Jenderal TNI (Purn) Mulyono |
Jakarta, Info Breaking News - Untuk mendapatkan sebuah pedang yang berkualitas dan istimewa, maka pedang itu harus lebih dulu di bakar dalam bara api yang teramat panas, kemudian di pukul berkali-kali, bukan sehari bukan seminggu,tapi berbulan-bulan.
Jenderal TNI (Purn) Mulyono merupakan salah satu tokoh militer di Indonesia yang disegani. Maklum, pria kelahiran Desa Cepokosawit, Boyolali, Jawa Tengah pada 12 Januari 1961 ini pernah menjabat sebagai Kepala Staf Angkatan Darat ( KSAD ).
Di balik kesuksesan kariernya di militer, ternyata ada banyak aral rintang yang menghadang. Bahkan, tidak sedikit yang meremehkannya. Namun putaran waktu membalikkan semua cemoohan itu. Lulusan Akademi Militer (Akmil) 1983 ini bukan saja menjadi perwira tinggi (Pati), melainkan juga menjadi orang nomor satu di TNI Angkatan Darat (AD) yang sangat dihormati bahkan dicintai oleh prajuritnya di seluruh Indonesia.
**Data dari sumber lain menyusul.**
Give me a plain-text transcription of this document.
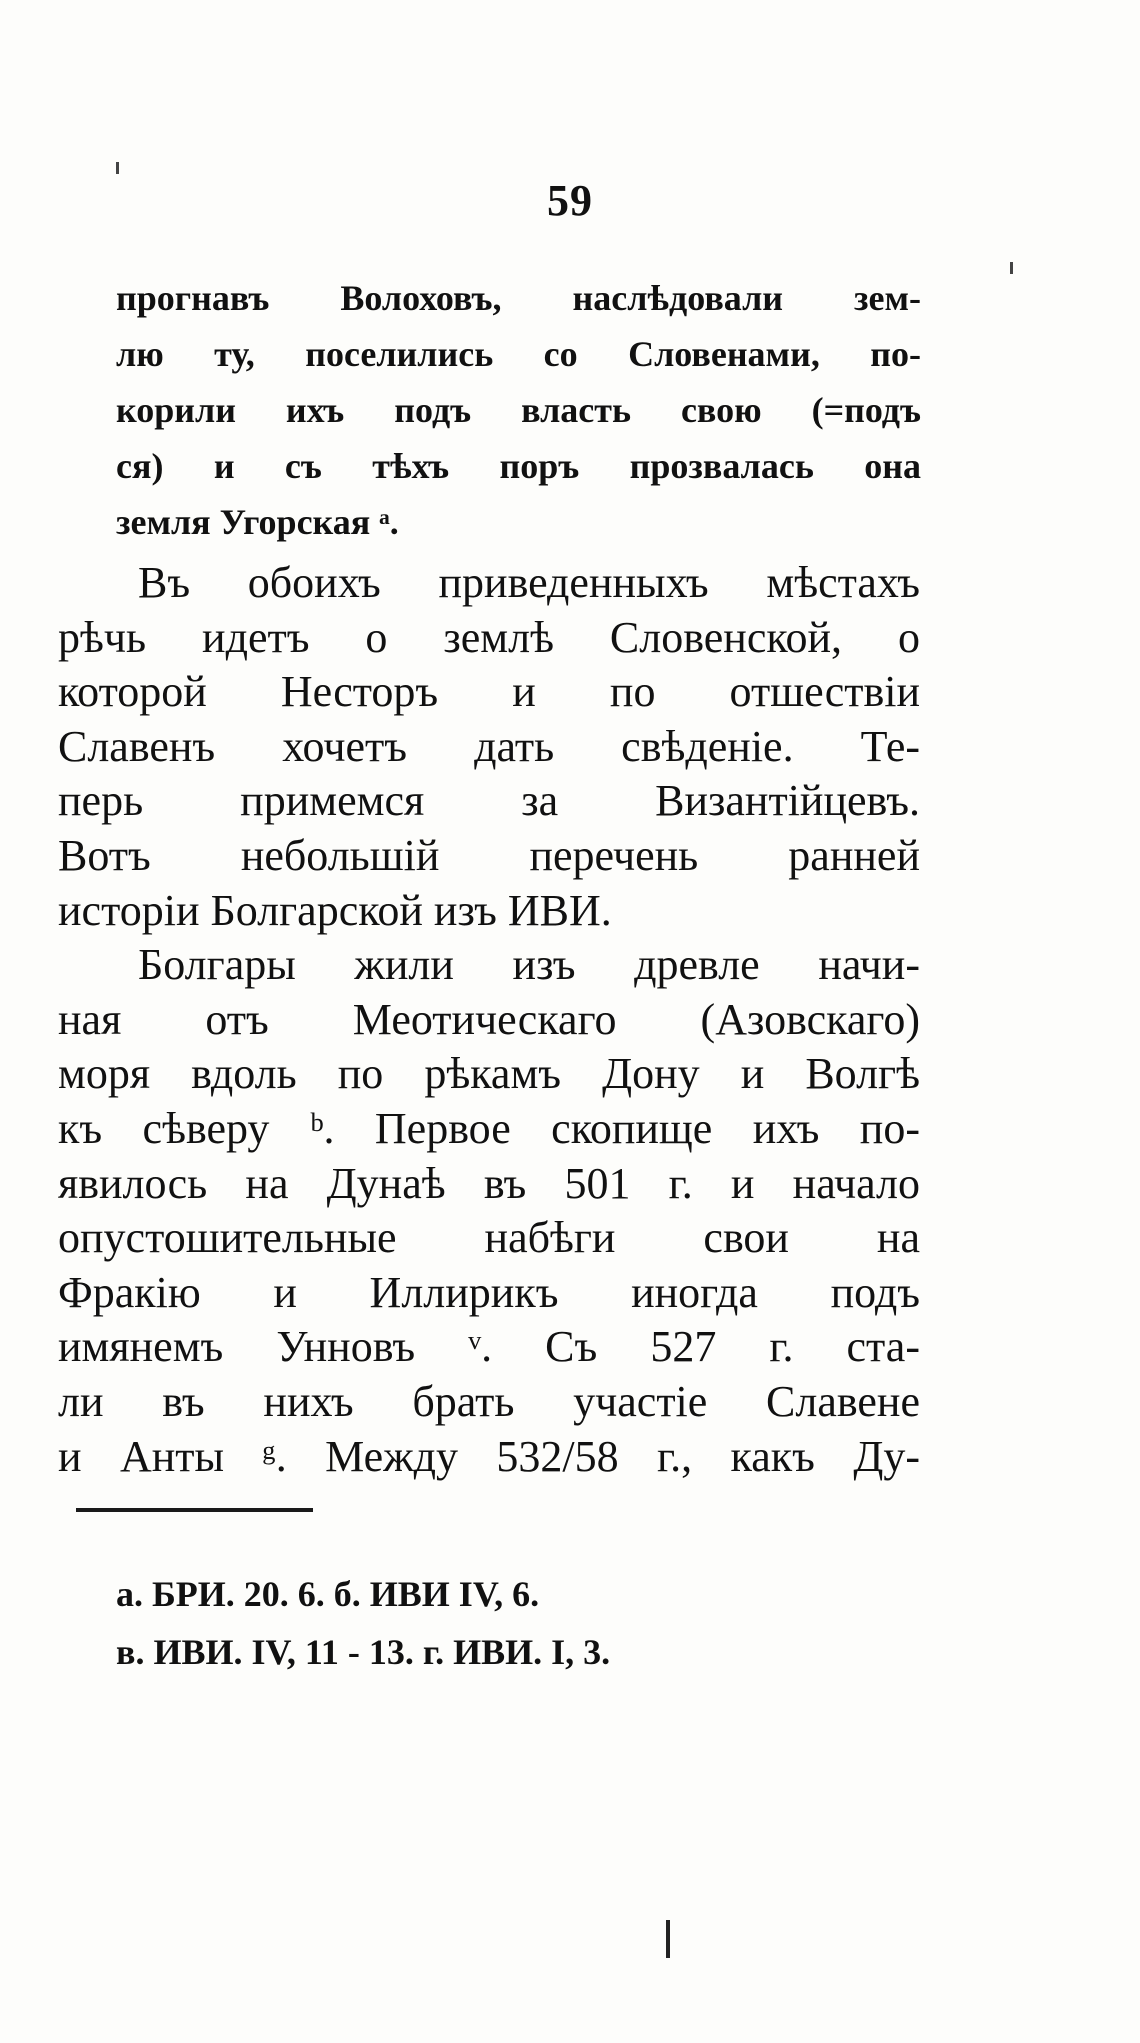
59
прогнавъ Волоховъ, наслѣдовали зем-
лю ту, поселились со Словенами, по-
корили ихъ подъ власть свою (=подъ
ся) и съ тѣхъ поръ прозвалась она
земля Угорская ᵃ.
Въ обоихъ приведенныхъ мѣстахъ
рѣчь идетъ о землѣ Словенской, о
которой Несторъ и по отшествіи
Славенъ хочетъ дать свѣденіе. Те-
перь примемся за Византійцевъ.
Вотъ небольшій перечень ранней
исторіи Болгарской изъ ИВИ.
Болгары жили изъ древле начи-
ная отъ Меотическаго (Азовскаго)
моря вдоль по рѣкамъ Дону и Волгѣ
къ сѣверу ᵇ. Первое скопище ихъ по-
явилось на Дунаѣ въ 501 г. и начало
опустошительные набѣги свои на
Фракію и Иллирикъ иногда подъ
имянемъ Унновъ ᵛ. Съ 527 г. ста-
ли въ нихъ брать участіе Славене
и Анты ᵍ. Между 532/58 г., какъ Ду-
а. БРИ. 20. 6. б. ИВИ IV, 6.
в. ИВИ. IV, 11 - 13. г. ИВИ. I, 3.
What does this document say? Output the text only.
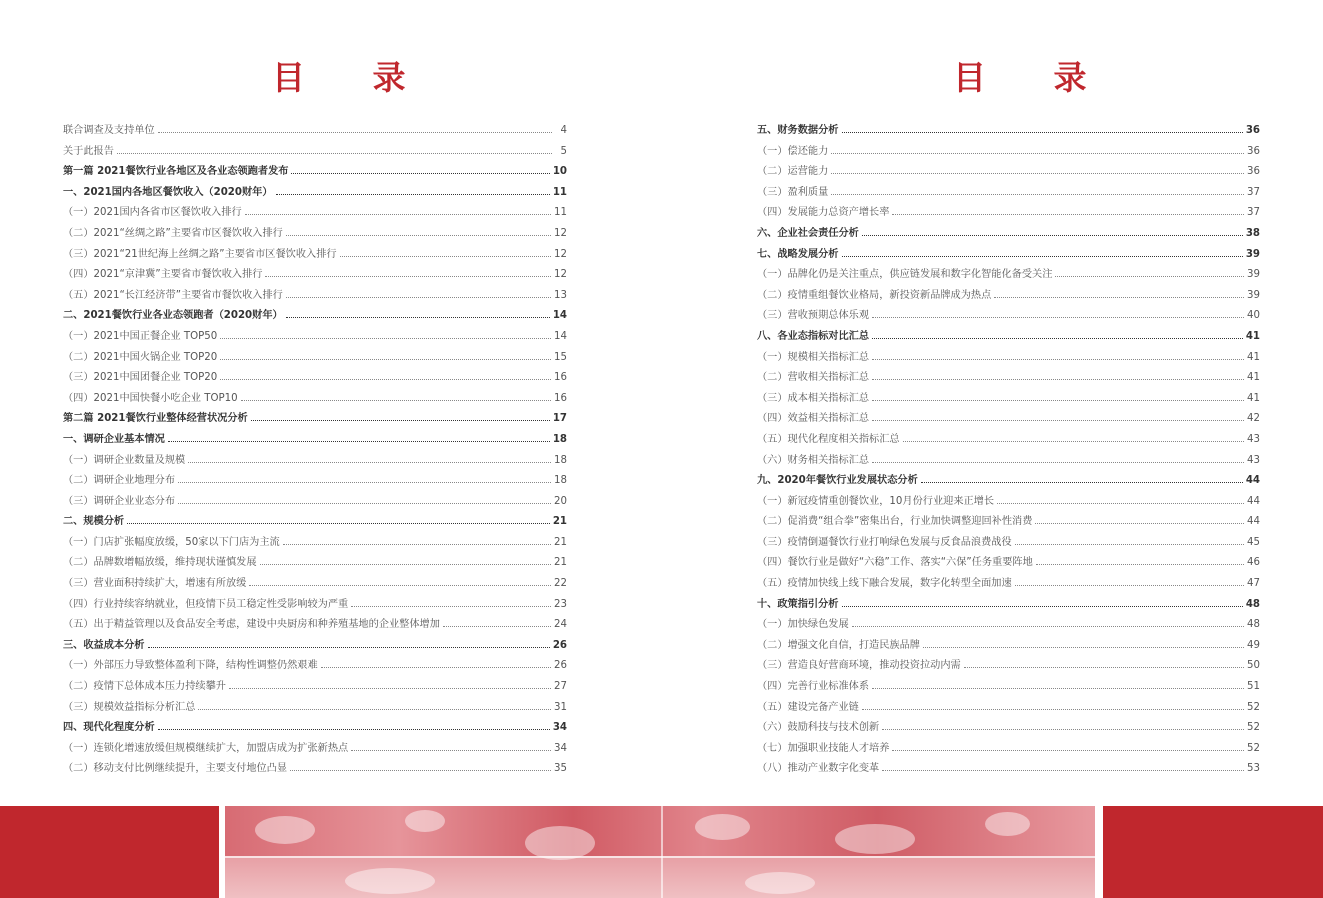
目 录	目 录
联合调查及支持单位	4
关于此报告	5
第一篇 2021餐饮行业各地区及各业态领跑者发布	10
一、2021国内各地区餐饮收入（2020财年）	11
（一）2021国内各省市区餐饮收入排行	11
（二）2021“丝绸之路”主要省市区餐饮收入排行	12
（三）2021“21世纪海上丝绸之路”主要省市区餐饮收入排行	12
（四）2021“京津冀”主要省市餐饮收入排行	12
（五）2021“长江经济带”主要省市餐饮收入排行	13
二、2021餐饮行业各业态领跑者（2020财年）	14
（一）2021中国正餐企业 TOP50	14
（二）2021中国火锅企业 TOP20	15
（三）2021中国团餐企业 TOP20	16
（四）2021中国快餐小吃企业 TOP10	16
第二篇 2021餐饮行业整体经营状况分析	17
一、调研企业基本情况	18
（一）调研企业数量及规模	18
（二）调研企业地理分布	18
（三）调研企业业态分布	20
二、规模分析	21
（一）门店扩张幅度放缓，50家以下门店为主流	21
（二）品牌数增幅放缓，维持现状谨慎发展	21
（三）营业面积持续扩大，增速有所放缓	22
（四）行业持续容纳就业，但疫情下员工稳定性受影响较为严重	23
（五）出于精益管理以及食品安全考虑，建设中央厨房和种养殖基地的企业整体增加	24
三、收益成本分析	26
（一）外部压力导致整体盈利下降，结构性调整仍然艰难	26
（二）疫情下总体成本压力持续攀升	27
（三）规模效益指标分析汇总	31
四、现代化程度分析	34
（一）连锁化增速放缓但规模继续扩大，加盟店成为扩张新热点	34
（二）移动支付比例继续提升，主要支付地位凸显	35
五、财务数据分析	36
（一）偿还能力	36
（二）运营能力	36
（三）盈利质量	37
（四）发展能力总资产增长率	37
六、企业社会责任分析	38
七、战略发展分析	39
（一）品牌化仍是关注重点，供应链发展和数字化智能化备受关注	39
（二）疫情重组餐饮业格局，新投资新品牌成为热点	39
（三）营收预期总体乐观	40
八、各业态指标对比汇总	41
（一）规模相关指标汇总	41
（二）营收相关指标汇总	41
（三）成本相关指标汇总	41
（四）效益相关指标汇总	42
（五）现代化程度相关指标汇总	43
（六）财务相关指标汇总	43
九、2020年餐饮行业发展状态分析	44
（一）新冠疫情重创餐饮业，10月份行业迎来正增长	44
（二）促消费“组合拳”密集出台，行业加快调整迎回补性消费	44
（三）疫情倒逼餐饮行业打响绿色发展与反食品浪费战役	45
（四）餐饮行业是做好“六稳”工作、落实“六保”任务重要阵地	46
（五）疫情加快线上线下融合发展，数字化转型全面加速	47
十、政策指引分析	48
（一）加快绿色发展	48
（二）增强文化自信，打造民族品牌	49
（三）营造良好营商环境，推动投资拉动内需	50
（四）完善行业标准体系	51
（五）建设完备产业链	52
（六）鼓励科技与技术创新	52
（七）加强职业技能人才培养	52
（八）推动产业数字化变革	53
Dikutip dari buku biografinya berjudul “Mulyono Sosok Jenderal, Sang Pembeda” diceritakan bagaimana perjuangan Mulyono menjadi seorang prajurit TNI AD. Dorongan untuk menjadi abdi negara berawal ketika anak ketiga dari tujuh bersaudara ini berlibur rumah Buleknya di Magelang.
Kebetulan Paklemnya merupakan seorang anggota TNI AD berpangkat Sersan Dua yang berdinas di Armed 3/Tarik di Magelang. Selama berkunjung ke rumah buleknya, putera pasangan Suyatno Yatno Wiyoto dan Pardinah ini kerap membantu belanja ke pasar karena kebetulan Buleknya membuka kantin tak jauh dari barak militer.
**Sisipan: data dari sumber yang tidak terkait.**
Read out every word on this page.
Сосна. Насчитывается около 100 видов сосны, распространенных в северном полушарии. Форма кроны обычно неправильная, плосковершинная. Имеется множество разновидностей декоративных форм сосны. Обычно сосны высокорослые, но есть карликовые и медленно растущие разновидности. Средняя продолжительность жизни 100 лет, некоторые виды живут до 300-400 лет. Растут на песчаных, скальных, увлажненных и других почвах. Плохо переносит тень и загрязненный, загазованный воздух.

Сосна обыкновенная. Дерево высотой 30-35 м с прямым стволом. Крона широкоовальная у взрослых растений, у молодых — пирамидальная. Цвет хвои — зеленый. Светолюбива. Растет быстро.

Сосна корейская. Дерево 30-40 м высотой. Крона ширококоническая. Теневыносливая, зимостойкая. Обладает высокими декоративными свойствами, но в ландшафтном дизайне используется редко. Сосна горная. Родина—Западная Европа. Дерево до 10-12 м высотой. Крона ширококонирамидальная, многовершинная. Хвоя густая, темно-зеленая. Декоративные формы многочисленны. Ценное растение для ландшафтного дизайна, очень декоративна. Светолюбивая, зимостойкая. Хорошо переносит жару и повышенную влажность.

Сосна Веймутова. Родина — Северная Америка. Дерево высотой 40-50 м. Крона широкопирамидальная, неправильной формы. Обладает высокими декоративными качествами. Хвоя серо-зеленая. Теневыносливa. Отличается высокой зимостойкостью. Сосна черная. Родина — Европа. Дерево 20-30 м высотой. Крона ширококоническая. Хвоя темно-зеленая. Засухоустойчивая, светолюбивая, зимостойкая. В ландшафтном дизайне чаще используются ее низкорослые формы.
Hingga suatu ketika, Mulyono yang tengah mengantar Buleknya melihat sekelompok remaja berseragam yang tengah berjalan dengan gagahnya. Karena penasaran, Mulyono kemudian bertanya kepada buleknya. “Mereka itu siapa Bulek?” tanya Mulyono, “Mereka itu taruna AKABRI,” jawab Buleknya. Cerita Mulyono Selasa, (17/1/2023).
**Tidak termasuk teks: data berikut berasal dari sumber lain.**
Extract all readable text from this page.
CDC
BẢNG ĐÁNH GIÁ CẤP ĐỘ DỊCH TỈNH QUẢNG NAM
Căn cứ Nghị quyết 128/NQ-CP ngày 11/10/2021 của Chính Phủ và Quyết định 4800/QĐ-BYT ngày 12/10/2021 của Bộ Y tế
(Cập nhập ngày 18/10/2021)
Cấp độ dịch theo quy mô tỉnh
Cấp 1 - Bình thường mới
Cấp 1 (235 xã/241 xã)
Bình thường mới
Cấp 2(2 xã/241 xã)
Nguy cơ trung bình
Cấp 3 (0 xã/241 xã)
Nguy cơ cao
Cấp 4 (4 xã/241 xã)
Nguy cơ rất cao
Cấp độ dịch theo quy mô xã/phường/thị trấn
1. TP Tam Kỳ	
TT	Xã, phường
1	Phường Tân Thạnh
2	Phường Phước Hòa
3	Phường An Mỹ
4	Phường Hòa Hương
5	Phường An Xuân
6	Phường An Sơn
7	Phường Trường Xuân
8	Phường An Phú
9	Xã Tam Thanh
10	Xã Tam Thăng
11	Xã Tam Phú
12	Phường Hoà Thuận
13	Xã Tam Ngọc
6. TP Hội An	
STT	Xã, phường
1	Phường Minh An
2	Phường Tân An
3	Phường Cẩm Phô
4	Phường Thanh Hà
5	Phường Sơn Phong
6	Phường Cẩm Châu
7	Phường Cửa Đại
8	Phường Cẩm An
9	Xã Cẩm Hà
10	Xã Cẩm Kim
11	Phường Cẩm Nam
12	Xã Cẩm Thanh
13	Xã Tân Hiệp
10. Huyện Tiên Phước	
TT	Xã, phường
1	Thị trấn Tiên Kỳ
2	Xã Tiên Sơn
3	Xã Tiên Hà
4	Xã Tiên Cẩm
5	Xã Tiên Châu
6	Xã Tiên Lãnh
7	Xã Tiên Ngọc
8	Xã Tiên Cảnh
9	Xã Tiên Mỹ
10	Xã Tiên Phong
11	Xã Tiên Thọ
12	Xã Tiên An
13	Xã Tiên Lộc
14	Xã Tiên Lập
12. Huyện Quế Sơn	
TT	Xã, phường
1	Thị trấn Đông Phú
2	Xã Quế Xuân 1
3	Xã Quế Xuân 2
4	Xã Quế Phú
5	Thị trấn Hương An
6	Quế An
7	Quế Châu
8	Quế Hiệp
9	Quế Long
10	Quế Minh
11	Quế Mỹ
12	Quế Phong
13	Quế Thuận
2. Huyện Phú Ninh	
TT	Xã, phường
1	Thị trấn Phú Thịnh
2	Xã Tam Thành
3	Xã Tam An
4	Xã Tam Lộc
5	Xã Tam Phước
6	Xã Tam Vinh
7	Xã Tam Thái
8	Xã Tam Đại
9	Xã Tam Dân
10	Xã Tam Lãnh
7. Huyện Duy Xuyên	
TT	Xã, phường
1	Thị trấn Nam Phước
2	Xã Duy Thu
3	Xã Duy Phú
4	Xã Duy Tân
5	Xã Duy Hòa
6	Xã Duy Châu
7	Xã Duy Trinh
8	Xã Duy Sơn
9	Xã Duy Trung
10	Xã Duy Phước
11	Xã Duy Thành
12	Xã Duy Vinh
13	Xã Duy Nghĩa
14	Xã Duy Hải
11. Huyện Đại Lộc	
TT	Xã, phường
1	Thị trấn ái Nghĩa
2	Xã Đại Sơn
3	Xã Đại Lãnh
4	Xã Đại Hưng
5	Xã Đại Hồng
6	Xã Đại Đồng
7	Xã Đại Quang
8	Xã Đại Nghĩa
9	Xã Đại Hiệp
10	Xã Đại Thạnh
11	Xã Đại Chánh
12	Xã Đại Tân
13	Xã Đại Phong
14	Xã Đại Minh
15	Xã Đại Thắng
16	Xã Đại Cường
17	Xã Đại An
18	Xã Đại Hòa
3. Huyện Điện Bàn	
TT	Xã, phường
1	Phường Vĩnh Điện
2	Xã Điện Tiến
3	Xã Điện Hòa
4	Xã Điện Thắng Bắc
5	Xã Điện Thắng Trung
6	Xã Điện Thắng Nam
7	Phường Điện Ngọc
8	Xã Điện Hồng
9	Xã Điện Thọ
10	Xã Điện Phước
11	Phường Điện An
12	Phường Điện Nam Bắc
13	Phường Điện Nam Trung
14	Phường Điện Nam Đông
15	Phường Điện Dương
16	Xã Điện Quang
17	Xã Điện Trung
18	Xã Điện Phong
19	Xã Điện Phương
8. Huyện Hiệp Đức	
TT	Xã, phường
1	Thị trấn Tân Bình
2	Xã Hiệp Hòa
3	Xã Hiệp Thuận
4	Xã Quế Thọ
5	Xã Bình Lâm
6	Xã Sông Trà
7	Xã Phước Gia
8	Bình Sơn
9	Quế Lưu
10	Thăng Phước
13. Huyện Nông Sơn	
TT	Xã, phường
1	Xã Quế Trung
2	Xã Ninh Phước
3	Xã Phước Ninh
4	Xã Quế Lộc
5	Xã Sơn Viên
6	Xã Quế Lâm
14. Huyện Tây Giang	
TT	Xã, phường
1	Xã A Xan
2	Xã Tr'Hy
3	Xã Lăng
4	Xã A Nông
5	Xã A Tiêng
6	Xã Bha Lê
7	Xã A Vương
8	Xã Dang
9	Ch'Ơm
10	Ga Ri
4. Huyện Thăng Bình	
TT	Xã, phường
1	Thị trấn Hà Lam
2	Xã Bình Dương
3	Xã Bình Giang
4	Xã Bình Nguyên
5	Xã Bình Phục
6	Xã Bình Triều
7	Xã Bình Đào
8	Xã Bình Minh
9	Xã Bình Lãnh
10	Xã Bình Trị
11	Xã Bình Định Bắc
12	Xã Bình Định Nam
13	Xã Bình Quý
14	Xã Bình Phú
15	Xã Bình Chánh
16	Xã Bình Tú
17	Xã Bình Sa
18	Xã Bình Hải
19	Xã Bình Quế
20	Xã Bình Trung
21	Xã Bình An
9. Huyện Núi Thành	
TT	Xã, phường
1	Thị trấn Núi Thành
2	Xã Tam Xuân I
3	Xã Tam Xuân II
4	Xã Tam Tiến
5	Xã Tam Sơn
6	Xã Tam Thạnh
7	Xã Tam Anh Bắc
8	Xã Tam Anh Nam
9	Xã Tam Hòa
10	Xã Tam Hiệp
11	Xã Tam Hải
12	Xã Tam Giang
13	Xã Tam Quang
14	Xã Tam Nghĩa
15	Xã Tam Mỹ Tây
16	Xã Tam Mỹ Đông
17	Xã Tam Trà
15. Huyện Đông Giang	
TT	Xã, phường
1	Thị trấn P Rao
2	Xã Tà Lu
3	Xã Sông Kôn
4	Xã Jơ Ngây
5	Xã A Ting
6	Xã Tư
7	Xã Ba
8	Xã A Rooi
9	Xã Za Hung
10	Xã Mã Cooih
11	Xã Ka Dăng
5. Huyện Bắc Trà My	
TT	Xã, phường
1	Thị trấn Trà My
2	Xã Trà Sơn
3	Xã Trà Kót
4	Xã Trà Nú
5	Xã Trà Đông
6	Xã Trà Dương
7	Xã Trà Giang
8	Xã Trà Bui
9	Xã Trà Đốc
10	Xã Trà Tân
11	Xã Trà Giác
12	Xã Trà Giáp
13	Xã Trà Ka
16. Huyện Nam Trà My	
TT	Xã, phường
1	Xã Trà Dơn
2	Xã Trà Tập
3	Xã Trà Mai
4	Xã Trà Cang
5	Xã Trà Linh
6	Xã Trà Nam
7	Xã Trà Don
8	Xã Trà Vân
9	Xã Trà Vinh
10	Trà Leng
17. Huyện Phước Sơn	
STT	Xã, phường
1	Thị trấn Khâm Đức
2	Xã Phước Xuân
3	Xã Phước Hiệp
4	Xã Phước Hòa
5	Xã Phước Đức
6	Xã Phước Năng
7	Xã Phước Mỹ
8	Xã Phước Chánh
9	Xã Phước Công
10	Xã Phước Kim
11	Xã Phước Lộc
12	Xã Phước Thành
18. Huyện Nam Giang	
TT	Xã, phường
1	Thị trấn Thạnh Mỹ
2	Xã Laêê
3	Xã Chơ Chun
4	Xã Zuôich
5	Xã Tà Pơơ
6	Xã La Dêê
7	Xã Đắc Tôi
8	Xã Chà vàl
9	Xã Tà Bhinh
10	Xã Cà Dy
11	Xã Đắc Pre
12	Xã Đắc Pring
Pertemuannya dengan taruna AKABRI itu menggugah hati Mulyono untuk menjadi seorang prajurit TNI. Selain untuk meringankan beban orang tua karena biaya kuliah cukup mahal, keputusan untuk menjadi prajurit TNI juga karena Mulyono ingin mengabdikan dirinya kepada bangsa dan negara.
Keinginan menjadi prajurit TNI pun langsung dia disampaikan kepada orang tuanya. Meski tidak dapat memberikan fasilitas dibutuhkan, namun didikan orang tua kepada Mulyono sejak kecil agar selalu melaksanakan Sholat Tahajud dan Sholat Dhuha mampu membangkitkan semangat Mulyono dalam melaksanakan aktivitasnya sehari-hari dan mewujudkan mimpinya.
Di bawah bimbingan Pakleknya, Mulyono pun giat berlatih binsik atau pembinaan fisik. Termasuk memeriksakan kesehatannya agar lolos saat mengikuti ujian masuk Akmil. Namun usahanya tidak berjalan mulus, sebab mantri di desanya menyebut dirinya mengidap penyakit TBC. Hal itu lantaran perawakan Mulyono yang kecil.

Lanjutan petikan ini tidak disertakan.